July 28th, 2008Why is it every time I take a week off on holiday something major happens in the BI market? I am of course talking about Microsoft’s Announcement to acquire the data warehouse appliance vendor DatAllegro. The message on this is certainly obvious, the scaling of SQL Server. It’s a very interesting announcement. With the exception of Netezza who have done well here in the UK and in Europe, many of the DW appliance vendors have been struggling. Almost all of them have been chasing business in the same vertical industries that have high volumes of data (e.g. Telco, Retail, Financial Services). Now the one giant that people were wondering about in terms of parallel DBMS scalability, has moved. However we are clearly going to have to wait to see how well SQL Server scales in this kind of setup. Even prior to this announcement the myth that SQL Server would not scale beyond 1 Terabyte has long been proved incorrect however. I have certainly had clients running single instance SQL Server BI system databases at around 13-15 terabytes for a number of years now. No doubt there are larger configurations than that out there. However this announcement will certainly lift Microsoft customer confidence that Redmond are serious about offering a scalable SQL Server option on non-proprietary hardware that starts to compete with the parallel DBMS offerings of IBM, Oracle and Teradata as well as other DW Appliance offerings. Time will tell what will happen and how competitive this will be. SQL Server Integration Services (the Microsoft ETL tool that ships with SQL Server) will also have to scale however to get larger data volumes on to a parallel SQL Server. So we have to see what Microsoft will do here. This announcement also offers up an interesting option for Kalido who recently announced support to generate for Microsoft SQL Server.

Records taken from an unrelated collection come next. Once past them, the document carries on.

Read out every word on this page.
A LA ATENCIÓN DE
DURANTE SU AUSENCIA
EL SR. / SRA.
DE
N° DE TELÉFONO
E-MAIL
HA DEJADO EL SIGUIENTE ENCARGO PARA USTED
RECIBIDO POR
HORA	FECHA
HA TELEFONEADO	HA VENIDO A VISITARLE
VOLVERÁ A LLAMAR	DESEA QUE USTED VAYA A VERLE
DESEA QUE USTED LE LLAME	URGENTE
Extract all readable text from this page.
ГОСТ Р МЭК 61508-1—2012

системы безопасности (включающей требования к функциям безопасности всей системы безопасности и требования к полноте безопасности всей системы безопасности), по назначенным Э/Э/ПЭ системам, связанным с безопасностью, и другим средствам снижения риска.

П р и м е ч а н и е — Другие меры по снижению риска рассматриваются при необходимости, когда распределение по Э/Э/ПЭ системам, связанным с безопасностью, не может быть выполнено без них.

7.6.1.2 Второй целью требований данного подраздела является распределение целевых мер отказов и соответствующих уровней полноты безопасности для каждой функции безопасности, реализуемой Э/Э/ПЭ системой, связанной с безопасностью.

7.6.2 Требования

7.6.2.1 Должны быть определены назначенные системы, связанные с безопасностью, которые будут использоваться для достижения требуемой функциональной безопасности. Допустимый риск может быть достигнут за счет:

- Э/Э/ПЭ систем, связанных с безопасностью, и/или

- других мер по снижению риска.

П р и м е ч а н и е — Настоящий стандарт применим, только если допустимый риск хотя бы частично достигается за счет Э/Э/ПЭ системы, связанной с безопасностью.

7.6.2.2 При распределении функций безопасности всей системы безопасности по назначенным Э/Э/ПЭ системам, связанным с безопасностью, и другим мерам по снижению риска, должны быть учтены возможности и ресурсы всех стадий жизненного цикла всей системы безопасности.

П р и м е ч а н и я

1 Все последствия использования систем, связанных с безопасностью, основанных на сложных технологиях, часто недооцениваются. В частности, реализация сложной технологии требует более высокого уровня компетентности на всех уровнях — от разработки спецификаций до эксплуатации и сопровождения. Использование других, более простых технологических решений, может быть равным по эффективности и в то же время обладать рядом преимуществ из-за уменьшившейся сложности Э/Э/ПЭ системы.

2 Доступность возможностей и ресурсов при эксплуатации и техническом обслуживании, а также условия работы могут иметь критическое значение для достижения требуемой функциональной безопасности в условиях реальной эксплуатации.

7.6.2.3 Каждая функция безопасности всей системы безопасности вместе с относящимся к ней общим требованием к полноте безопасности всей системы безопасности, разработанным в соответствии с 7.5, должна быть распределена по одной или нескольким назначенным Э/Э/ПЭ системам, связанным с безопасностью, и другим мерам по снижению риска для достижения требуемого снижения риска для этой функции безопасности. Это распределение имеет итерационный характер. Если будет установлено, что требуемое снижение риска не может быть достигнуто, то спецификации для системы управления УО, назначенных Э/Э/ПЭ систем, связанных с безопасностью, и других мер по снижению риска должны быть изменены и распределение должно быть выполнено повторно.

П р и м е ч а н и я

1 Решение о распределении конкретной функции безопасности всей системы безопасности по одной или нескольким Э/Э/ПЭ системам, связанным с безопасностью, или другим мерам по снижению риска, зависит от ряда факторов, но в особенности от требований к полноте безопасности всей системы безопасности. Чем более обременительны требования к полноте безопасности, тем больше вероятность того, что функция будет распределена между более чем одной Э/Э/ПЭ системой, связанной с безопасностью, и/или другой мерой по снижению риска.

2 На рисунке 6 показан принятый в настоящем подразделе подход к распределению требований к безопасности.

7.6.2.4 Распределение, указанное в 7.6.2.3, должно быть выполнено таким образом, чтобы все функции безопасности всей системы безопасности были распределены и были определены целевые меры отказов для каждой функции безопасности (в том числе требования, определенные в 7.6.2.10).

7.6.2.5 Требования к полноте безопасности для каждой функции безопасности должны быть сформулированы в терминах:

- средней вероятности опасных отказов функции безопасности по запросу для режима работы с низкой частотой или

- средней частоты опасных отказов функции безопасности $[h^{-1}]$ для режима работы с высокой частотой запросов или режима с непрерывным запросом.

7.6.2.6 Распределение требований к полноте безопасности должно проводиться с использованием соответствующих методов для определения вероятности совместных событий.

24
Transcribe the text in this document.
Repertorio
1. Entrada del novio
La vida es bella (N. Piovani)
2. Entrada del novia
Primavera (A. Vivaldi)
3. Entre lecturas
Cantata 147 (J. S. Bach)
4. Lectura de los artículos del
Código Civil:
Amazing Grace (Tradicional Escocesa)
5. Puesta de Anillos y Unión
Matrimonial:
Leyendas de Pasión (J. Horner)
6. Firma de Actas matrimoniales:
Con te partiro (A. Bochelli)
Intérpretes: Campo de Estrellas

Kalido – Its a Wrap For Microsoft
July 16th, 2008Yesterday Kalido announced the availability of Kalido Universal Information Director for Microsoft SQL Server which will speed up development of BI systems based on the Microsoft Platform. By using Universal Director (part of the Kalido Information Engine suite of technologies) it is possible to capture the metadata and automate the generation and population of Microsoft SQL Server® Analysis Services (SSAS) cubes with data from the Kalido Dynamic Information Warehouse Automatic generation of SSIS jobs, SSAS cubes needed speeds up Microsoft BI system development and enables rapidly constructed SSAS cubes to then be accessed from Microsoft Office Excel, PerformancePoint Server and SharePoint. Also 3rd party BI tools can access this data. Effectively this is like Kalido acting as a wrapper for the Microsoft environment.
Note that Kalido is supports automatic generation of SAP’s Business Objects Universes and IBM’s Cognos platform. If Kalido keeps adding heterogeneous BI platform support it could put itself in a powerful position with respect to being able to leverage common metadata to integrate BI systems built on multiple heterogeneous technology platforms across different lines of business in large enterprises. I have yet to determine if Kalido technologies can be deployed on the Eclipse platform. If so this would be even more promising. Also this announcement of Microsoft support may well also be welcomed by small and medium size businesses (SMBs) who struggle to afford, find and retain skilled resources to build BI systems. Price point will be all important in the SMB market however especially as open source BI offerings have also penetrated this market.